Objectives. Homeless adults have an increased risk of infectious diseases due to sexual and drug-related behaviors and substandard living conditions. We investigated the prevalence and risk factors for presence of hepatitis A virus (HAV) antibodies among homeless and marginally housed adults. Methods. We analyzed serologic and questionnaire data from a study of marginally housed and homeless adults in San Francisco from April 1999 to March 2000. We tested seroprevalance for total antibodies to HAV (anti-HAV) and analyzed data using Chi-square tests and logistic regression. Results. Of the 1,138 adults in the study, 52% were anti-HAV positive.

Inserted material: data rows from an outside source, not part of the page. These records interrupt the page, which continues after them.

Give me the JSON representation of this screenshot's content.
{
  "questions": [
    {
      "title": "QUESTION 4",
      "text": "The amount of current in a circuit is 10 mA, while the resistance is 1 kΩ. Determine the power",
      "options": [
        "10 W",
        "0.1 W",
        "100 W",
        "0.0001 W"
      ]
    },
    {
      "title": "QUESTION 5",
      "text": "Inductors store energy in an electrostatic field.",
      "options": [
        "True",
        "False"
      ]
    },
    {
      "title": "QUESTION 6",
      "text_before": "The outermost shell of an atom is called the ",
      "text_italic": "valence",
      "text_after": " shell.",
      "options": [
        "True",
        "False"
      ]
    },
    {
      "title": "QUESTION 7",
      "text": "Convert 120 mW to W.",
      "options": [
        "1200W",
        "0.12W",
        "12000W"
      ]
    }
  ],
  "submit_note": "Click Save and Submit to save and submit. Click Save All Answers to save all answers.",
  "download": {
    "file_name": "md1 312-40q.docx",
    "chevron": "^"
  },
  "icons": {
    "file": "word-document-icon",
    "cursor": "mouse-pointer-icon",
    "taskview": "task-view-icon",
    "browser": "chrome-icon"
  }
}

The anti-HAV prevalence in this study population was 58% higher than the expected prevalence based on age-specific prevalence rates from the general population. Number of years of homelessness (≤1, 2-4, and ≥5 years) was associated with anti-HAV prevalence (46%, 50%, and 61%, respectively, p<0.001). We found other differences in anti-HAV prevalence (p<0.05) for ever having injected drugs (63% vs. 42% for non-injectors), being foreign-born (75% vs. 51% among U.S.-born), race/ethnicity (72%, 53%, and 45% for Hispanic, white, and black people, respectively), and increasing age (38%, 49%, and 62% among those aged <35, 35-45, and >45 years, respectively). These variables all remained significant in a multivariate model. Conclusions. We found overall anti-HAV prevalence elevated in this San Francisco homeless population compared with the general U.S. population. These data show that anti-HAV was associated with homelessness independent of other known risk factors, such as being foreign-born, race/ethnicity, and injection drug use. This increase indicates an excess risk of HAV infection and the potential need to offer hepatitis A vaccination as part of homeless services.